Out of the package, She-Ra is looking damn fine. I’ll confess now that I have no first-hand experience with the vintage She-Ra figures, and the only Princess of Power figures I own until now has been the Masters Classics line, and a few of Super7’s ReAction figures. So, I was pretty excited to get her in hand and see what she was all about. And while She-Ra does share some parts from the first two Origins ladies, Teela and Evil-Lyn, she also introduces plenty of new sculpting. Indeed, the only recycling that I can see here consists of the forearms with bracers and the upper legs.

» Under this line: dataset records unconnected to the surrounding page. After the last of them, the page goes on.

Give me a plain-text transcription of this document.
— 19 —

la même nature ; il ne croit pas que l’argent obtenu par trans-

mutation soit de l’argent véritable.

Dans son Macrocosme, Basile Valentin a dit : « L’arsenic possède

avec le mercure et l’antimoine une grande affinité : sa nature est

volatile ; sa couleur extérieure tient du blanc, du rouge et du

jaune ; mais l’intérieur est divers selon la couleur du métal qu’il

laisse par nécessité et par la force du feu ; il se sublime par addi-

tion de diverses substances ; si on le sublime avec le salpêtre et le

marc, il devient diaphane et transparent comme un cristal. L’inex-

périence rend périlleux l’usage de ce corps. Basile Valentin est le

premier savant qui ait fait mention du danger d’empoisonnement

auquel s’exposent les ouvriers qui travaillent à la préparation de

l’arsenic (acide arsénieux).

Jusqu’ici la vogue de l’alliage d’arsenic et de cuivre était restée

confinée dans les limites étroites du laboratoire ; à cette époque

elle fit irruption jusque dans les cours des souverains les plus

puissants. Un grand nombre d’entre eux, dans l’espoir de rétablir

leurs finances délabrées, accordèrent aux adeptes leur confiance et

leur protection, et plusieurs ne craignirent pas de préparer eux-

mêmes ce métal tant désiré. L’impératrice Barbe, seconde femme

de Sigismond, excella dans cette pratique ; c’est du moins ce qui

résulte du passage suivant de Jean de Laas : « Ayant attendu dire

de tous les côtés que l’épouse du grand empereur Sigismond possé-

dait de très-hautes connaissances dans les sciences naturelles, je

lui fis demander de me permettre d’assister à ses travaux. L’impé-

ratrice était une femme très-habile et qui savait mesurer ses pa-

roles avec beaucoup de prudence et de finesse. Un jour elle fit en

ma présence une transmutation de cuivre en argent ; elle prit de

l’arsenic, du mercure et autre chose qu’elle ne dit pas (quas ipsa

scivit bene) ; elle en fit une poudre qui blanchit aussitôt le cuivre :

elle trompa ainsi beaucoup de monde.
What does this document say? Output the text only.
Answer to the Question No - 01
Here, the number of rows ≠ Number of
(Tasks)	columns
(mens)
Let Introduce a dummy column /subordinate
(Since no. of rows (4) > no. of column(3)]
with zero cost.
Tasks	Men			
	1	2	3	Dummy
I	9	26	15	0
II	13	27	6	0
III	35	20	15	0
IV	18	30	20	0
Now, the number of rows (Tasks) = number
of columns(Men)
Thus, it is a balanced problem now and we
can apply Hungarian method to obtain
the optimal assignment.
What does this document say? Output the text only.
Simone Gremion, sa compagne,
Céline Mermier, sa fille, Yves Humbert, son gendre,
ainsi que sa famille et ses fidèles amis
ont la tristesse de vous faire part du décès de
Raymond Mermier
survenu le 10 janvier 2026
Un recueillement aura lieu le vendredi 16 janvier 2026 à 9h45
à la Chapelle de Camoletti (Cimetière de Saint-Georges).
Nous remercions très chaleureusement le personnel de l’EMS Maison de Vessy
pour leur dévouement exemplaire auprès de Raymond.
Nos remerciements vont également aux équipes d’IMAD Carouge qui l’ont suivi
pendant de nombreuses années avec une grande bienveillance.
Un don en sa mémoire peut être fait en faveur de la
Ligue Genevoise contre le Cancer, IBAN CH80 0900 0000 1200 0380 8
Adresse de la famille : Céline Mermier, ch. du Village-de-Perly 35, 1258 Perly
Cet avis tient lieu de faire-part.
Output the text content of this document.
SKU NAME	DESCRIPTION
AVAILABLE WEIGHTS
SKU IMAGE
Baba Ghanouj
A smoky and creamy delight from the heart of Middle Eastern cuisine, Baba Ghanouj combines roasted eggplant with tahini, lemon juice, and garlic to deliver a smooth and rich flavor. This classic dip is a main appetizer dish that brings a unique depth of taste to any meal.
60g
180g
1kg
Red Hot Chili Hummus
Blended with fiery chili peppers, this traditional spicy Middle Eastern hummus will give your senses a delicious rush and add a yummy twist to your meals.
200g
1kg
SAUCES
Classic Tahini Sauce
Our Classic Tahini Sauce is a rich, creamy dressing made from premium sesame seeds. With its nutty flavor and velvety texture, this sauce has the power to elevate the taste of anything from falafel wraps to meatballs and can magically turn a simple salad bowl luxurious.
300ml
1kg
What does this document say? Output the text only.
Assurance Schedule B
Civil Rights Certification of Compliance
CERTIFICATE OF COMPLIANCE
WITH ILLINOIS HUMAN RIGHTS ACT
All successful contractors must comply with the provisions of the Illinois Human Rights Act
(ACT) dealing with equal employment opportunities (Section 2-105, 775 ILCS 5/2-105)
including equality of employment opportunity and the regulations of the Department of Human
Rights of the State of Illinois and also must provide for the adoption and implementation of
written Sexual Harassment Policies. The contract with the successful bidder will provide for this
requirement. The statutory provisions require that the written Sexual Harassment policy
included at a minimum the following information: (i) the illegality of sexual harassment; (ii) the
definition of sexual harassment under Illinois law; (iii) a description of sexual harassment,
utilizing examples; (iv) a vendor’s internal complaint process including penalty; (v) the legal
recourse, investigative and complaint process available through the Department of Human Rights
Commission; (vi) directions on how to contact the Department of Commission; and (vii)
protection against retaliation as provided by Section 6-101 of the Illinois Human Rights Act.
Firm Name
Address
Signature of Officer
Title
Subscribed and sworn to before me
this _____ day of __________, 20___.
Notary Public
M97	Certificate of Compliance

Her one-piece has a floral pattern on the front with a blue gem in the middle, along with a lick of golden sculpted feathers pointing toward her right shoulder. The lower legs feature new boots, which are sculpted and colored to match the arm bracers quite well. She also has a plastic belt piece with a glittery hologram-like foil sticker on it. And yes we actually get some soft goods with this figure in the form of a silver mesh skirt and a red cape with silver mesh shoulders fringe. The addition of fabric to this figure is a wonderful touch and it makes her stand out as something special. I wonder if they will be adding softgoods to the other Etherian ladies.
The portrait is a little more doll-like to me than Teela’s, but it’s not bad. Her long yellow sculpted hair is executed well, and it doesn’t hamper her neck articulation nearly as bad as I assumed it would. She-Ra’s tiara is colored to match her belt, bracers, and boots, and has more of those sparkly stickers on them. The tiara clips onto the head and can be removed if you wish. It can also be turned around into an eye-mask sort of thing. This gimmick was seen in the Classics line and I presume it’s carried over from the vintage figures. I appreciate the effort, but I’m not a fan of how it looks at all. The back of the package suggests it’s part of her Adora disguise. Personally, I hope we get an actual Origins Adora figure released.
She-Ra comes with three accessories: Her power sword, her shield, and her hairbrush. At least she should come with three accessories. I swear mine was missing the brush. Sure, it’s possible that it fell onto the floor and got confiscated by one of the cats, but I didn’t see it when I opened the baggie of accessories and I haven’t seen it since. The power sword is cast in the yellow-gold plastic to match her outfit and includes a blue stone in the center. It’s a lot smaller than He-Man’s Power Sword, but it scales well with her and she can hold it in either hand.
The shield is based off of the vintage design, and it’s colored to match the sword, complete with blue stone in the middle. There are some nice Art Deco style dsigns sculpted into it. The back has a handle grip that allows her to hold it pretty well, but I think I would have preferred a clip. Like Teela’s shield, this one is pretty small.
I’ll confess, I wasn’t expecting anyone from Etheria to turn up in Origins this quickly, but that doesn’t mean She-Ra isn’t a welcome surprise. I realize that the vintage She-Ra figures were as more fashion dolls as they were action figures, so it’s interesting to see what Mattel has done with them to bring them in line with each of these series. As I mentioned earlier, the addition of some fabric costuming feels like it honors the fashion aspects of the vintage line while the sculpting and articulation makes her look right at home with her fellow Origins figures. Even if you’re all about Team Eternia and aren’t keen on embracing the Etherian off-shoot characters, I’d still recommend giving this figure a try.